Bu sabır ve teslimiyet de bize yakîn duygusunu yaşatır. Zaten bu duayla sabrın anahtarının yakîn olduğunu da anlıyoruz. Çünkü yakîn şüphesiz bir imana sahip olarak Allah’la hakiki bir yakınlık kurmaktır. Sufilerin ve yakînlık sahibi ariflerin gönüllerinde şüphesiz bir iman sırrı olduğunda yakîn nurunun tecelli ettiğini; böylece kalbin tamamen huzur bulduğunu görüyoruz.
Kalbin bir kısmı İslâm nuruyla, bir kısmı iman nuruyla, tamamı da yakîn ve ihsan nuruyla parlar. Kalp nurlanıp parlayınca, nuru nefsin üzerine akseder. Yakîn denilen şüphesiz iman nuru, kalbin içerisine yerleşince sabretmek kolaylaşır ve bu duygu, bütün gücüyle insan maneviyatını terapi eder.

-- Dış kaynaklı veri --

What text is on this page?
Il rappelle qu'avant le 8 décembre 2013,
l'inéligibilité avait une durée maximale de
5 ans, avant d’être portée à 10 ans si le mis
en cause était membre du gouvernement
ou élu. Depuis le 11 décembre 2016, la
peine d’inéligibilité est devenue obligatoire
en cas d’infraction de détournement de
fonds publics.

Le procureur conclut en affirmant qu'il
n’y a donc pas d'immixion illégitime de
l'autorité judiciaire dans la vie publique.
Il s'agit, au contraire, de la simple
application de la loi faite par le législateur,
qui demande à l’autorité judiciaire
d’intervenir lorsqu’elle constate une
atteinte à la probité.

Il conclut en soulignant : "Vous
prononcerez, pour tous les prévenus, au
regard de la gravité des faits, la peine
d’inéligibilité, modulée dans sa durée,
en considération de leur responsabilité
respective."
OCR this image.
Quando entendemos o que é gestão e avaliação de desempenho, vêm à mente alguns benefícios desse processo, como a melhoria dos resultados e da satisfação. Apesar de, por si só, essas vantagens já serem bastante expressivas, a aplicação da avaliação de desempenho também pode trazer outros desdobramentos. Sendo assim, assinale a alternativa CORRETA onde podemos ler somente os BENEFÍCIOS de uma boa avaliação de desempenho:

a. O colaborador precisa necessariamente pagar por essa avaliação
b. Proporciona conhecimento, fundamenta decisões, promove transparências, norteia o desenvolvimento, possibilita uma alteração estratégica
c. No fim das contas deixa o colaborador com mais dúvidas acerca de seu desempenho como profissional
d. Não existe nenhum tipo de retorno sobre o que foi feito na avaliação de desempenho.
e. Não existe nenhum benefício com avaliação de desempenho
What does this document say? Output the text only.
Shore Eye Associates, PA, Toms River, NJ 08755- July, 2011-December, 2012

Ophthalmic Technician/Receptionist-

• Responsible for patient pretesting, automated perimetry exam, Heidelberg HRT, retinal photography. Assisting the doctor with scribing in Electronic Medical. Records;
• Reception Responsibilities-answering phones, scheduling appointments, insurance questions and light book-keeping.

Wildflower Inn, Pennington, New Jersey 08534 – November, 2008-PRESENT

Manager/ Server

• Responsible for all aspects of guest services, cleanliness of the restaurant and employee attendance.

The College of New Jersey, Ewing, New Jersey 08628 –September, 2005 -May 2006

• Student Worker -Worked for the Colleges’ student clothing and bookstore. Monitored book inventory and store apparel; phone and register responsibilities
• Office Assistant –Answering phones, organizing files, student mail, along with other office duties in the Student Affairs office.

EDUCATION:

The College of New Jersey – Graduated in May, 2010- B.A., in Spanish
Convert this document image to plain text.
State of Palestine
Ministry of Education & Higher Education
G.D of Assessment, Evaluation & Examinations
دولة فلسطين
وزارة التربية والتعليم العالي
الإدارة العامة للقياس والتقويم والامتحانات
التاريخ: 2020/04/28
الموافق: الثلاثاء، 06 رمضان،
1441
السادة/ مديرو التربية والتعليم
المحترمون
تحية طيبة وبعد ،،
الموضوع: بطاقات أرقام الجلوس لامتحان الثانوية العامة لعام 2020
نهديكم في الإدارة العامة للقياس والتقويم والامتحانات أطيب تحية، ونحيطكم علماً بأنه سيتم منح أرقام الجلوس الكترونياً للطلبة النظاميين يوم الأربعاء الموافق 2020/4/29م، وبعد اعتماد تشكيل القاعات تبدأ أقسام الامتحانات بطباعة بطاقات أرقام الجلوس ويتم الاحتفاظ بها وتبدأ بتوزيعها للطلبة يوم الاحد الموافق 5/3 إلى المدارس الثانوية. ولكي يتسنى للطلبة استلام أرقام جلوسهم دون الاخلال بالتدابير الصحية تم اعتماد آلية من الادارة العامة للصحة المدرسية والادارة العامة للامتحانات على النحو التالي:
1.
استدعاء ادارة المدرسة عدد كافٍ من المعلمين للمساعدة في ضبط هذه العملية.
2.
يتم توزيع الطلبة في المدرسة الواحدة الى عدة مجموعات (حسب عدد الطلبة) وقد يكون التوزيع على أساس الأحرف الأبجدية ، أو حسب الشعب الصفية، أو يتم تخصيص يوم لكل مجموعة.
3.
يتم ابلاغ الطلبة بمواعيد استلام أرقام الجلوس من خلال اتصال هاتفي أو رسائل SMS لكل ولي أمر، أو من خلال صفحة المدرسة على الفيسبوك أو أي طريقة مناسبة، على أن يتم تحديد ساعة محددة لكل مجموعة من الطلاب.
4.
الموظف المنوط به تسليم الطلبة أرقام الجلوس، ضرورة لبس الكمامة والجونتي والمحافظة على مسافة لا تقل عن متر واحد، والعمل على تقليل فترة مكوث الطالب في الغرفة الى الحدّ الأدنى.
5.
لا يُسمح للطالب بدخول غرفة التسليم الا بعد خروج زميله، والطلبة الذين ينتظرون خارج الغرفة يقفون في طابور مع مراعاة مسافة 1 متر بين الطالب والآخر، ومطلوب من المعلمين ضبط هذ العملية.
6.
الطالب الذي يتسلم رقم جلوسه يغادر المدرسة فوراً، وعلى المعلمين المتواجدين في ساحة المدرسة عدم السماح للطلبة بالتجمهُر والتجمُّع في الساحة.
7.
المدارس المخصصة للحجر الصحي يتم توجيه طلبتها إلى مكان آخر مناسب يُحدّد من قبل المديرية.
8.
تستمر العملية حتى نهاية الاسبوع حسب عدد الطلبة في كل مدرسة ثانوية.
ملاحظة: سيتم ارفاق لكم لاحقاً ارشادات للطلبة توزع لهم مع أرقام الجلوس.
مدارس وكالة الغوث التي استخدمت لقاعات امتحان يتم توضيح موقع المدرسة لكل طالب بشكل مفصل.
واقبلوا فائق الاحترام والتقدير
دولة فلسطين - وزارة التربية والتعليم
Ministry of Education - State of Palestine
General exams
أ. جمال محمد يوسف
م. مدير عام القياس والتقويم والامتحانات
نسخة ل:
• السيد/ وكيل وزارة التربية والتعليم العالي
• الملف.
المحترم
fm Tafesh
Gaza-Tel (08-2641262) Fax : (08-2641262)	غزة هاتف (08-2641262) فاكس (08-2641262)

Sabrın ayrılmaz bir kardeşi de şükürdür. Her halimiz için sabır duasının ardından, nimetleri karşılarkenki tutumuz da önemlidir. O da yeni nimetlerin gelişini avlama mutluluğu olan şükürdür. Şükür, bizi hayatın imtihan cihetine bakan zorluklarına karşı metanetli ve dirayetli kılar. Rabbimiz şükür nimetini bize yaşatacak bir duayı Nemi sûresinde şöyle ifade eder:
“Rabbim iç dünyamı öyle bir düzene sok ki, Senin bana ve ana-babama bahşettiğin nimetlere layıkıyla şükreden ve hep Senin hoşnut olacağın güzel işler yapan biri olayım ve beni rahmetinle, iyi kullarının arasına kat.”
Bu dua, kul ile Allah arasındaki samimiyeti ve sevgiyi ortaya koyar niteliktedir.
Hülâsa; sabır ve şükür, hayatın imtihan boyutunda bize destek olan en yakın ve en vefalı dostlarımızdır. Akıllı insan, nimete ulaşmak için her türlü zorluğa sabreden ve nimete erdiğinde de şükrün hakkını verendir. Sabır, şükrü destekler. Şükretmek ise, sabretme gücümüzü ve enerjimizi arttırır. Şükrettikçe nimetlerin arttırıldığını gören kişi, yeni nimetlerin geliş müjdesini yaşamak için imtihanlarına hikmetle bakar, sıkıntı ve zorluklara karşı da sabreder. Bu nedenle teslimiyeti, tevekkülü, şükrü destekleyen, kuvvetlendiren ve tetikleyen hazine, sabırdır diyoruz. Zaten bu manada Kur an-ı Kerîmde hep sabır hâzinesine sahip olmak için dua etmemiz emredilir: “Ey Rabbimiz! Üzerimize sabır yağdır, ayaklarımızı sabit kıl ve şu kâfir topluluğa karşı bizlere yardım et.”
İnşallah sabır ve şükürle acılarımızı hazmederek sıkıntıları aşanlardan, hikmetle imtihanın sırlarına kavuşanlardan oluruz. Şükürle yeni nimetleri avlayıp bağlayanların içerisine katılırız.